Мысль снова вернулась к Даулетову, потому что он — уж точно из тех, из умников. Не должны, не должны они были его присылать. Не Даулетову сменять Сержанова. Ну что он умеет? Цифирки считать, слова мудреные без записки произносить: «структура», «социология», «экология». А доставать воду для полива, когда ее в районе кот наплакал? А выбивать фонды? Добывать горючку? Вырывать семена? Дефицит? Технику? Пиломатериалы? И прочее? Это он умеет?
А ладить с Нажимовым, приказывать Дамбаю, намекать Завмагу — это он может?

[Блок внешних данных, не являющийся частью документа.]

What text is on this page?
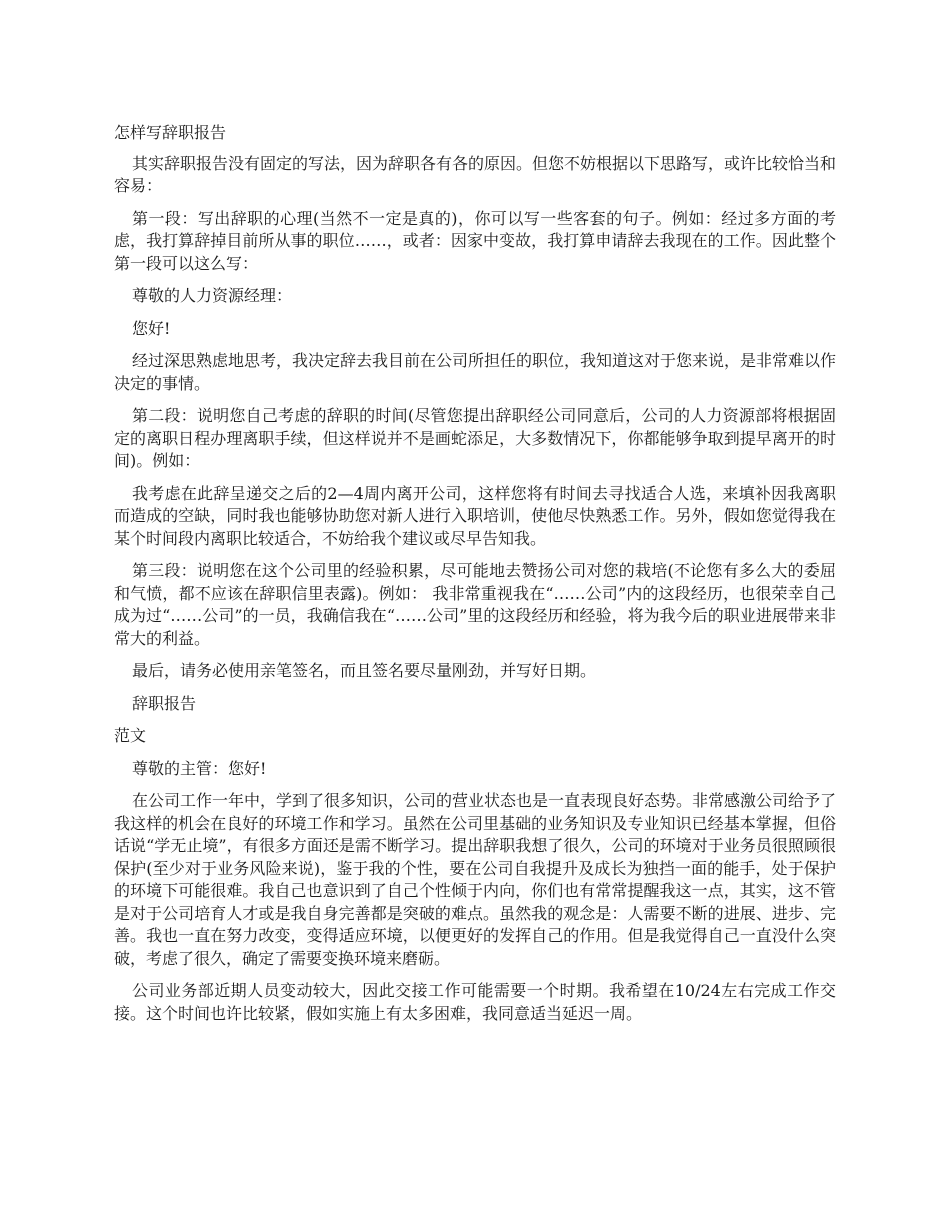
怎样写辞职报告

其实辞职报告没有固定的写法，因为辞职各有各的原因。但您不妨根据以下思路写，或许比较恰当和容易：

第一段：写出辞职的心理(当然不一定是真的)，你可以写一些客套的句子。例如：经过多方面的考虑，我打算辞掉目前所从事的职位……，或者：因家中变故，我打算申请辞去我现在的工作。因此整个第一段可以这么写：

尊敬的人力资源经理：

您好!

经过深思熟虑地思考，我决定辞去我目前在公司所担任的职位，我知道这对于您来说，是非常难以作决定的事情。

第二段：说明您自己考虑的辞职的时间(尽管您提出辞职经公司同意后，公司的人力资源部将根据固定的离职日程办理离职手续，但这样说并不是画蛇添足，大多数情况下，你都能够争取到提早离开的时间)。例如：

我考虑在此辞呈递交之后的2—4周内离开公司，这样您将有时间去寻找适合人选，来填补因我离职而造成的空缺，同时我也能够协助您对新人进行入职培训，使他尽快熟悉工作。另外，假如您觉得我在某个时间段内离职比较适合，不妨给我个建议或尽早告知我。

第三段：说明您在这个公司里的经验积累，尽可能地去赞扬公司对您的栽培(不论您有多么大的委屈和气愤，都不应该在辞职信里表露)。例如： 我非常重视我在“……公司”内的这段经历，也很荣幸自己成为过“……公司”的一员，我确信我在“……公司”里的这段经历和经验，将为我今后的职业进展带来非常大的利益。

最后，请务必使用亲笔签名，而且签名要尽量刚劲，并写好日期。

辞职报告

范文

尊敬的主管：您好!

在公司工作一年中，学到了很多知识，公司的营业状态也是一直表现良好态势。非常感激公司给予了我这样的机会在良好的环境工作和学习。虽然在公司里基础的业务知识及专业知识已经基本掌握，但俗话说“学无止境”，有很多方面还是需不断学习。提出辞职我想了很久，公司的环境对于业务员很照顾很保护(至少对于业务风险来说)，鉴于我的个性，要在公司自我提升及成长为独挡一面的能手，处于保护的环境下可能很难。我自己也意识到了自己个性倾于内向，你们也有常常提醒我这一点，其实，这不管是对于公司培育人才或是我自身完善都是突破的难点。虽然我的观念是：人需要不断的进展、进步、完善。我也一直在努力改变，变得适应环境，以便更好的发挥自己的作用。但是我觉得自己一直没什么突破，考虑了很久，确定了需要变换环境来磨砺。

公司业务部近期人员变动较大，因此交接工作可能需要一个时期。我希望在10/24左右完成工作交接。这个时间也许比较紧，假如实施上有太多困难，我同意适当延迟一周。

А планы, наконец, выполнять? Планы! По хлопку, по рису, по овощам, по бахчевым, по мясу, по молоку, по черт-те чему! Планы!! Основные, дополнительные, встречные-поперечные — каких планов только нет. И все нужно составлять, корректировать, утверждать, выполнять. Это кто за него делать будет? Сержанов? Сержанов! Для того и оставили.
Нет, братец Даулетов. Директор — это не чин. Это пост. Пост, как у солдата, как у сторожа, и я на этом посту, на страже простоял двадцать пять лет. Да, да, на страже. С двух сторон на тебя давят, а ты оберегай и тех и других.
Нажимов — этот давить умеет. Порой так прижмет, что масло сочится. А все на себя берешь... На людях зло не срываешь. Я снесу, а они пускай спокойно дело делают. Я всех оберегал: и Далбая, и Калбая, и даже того же Худайбергена — будь он неладен, — совсем на старости из ума выжил. Но и он, хоть сказал обо мне плохие слова, не может, однако, пожаловаться, что когда-либо тряс я из него душу, как из меня наверху вытрясают.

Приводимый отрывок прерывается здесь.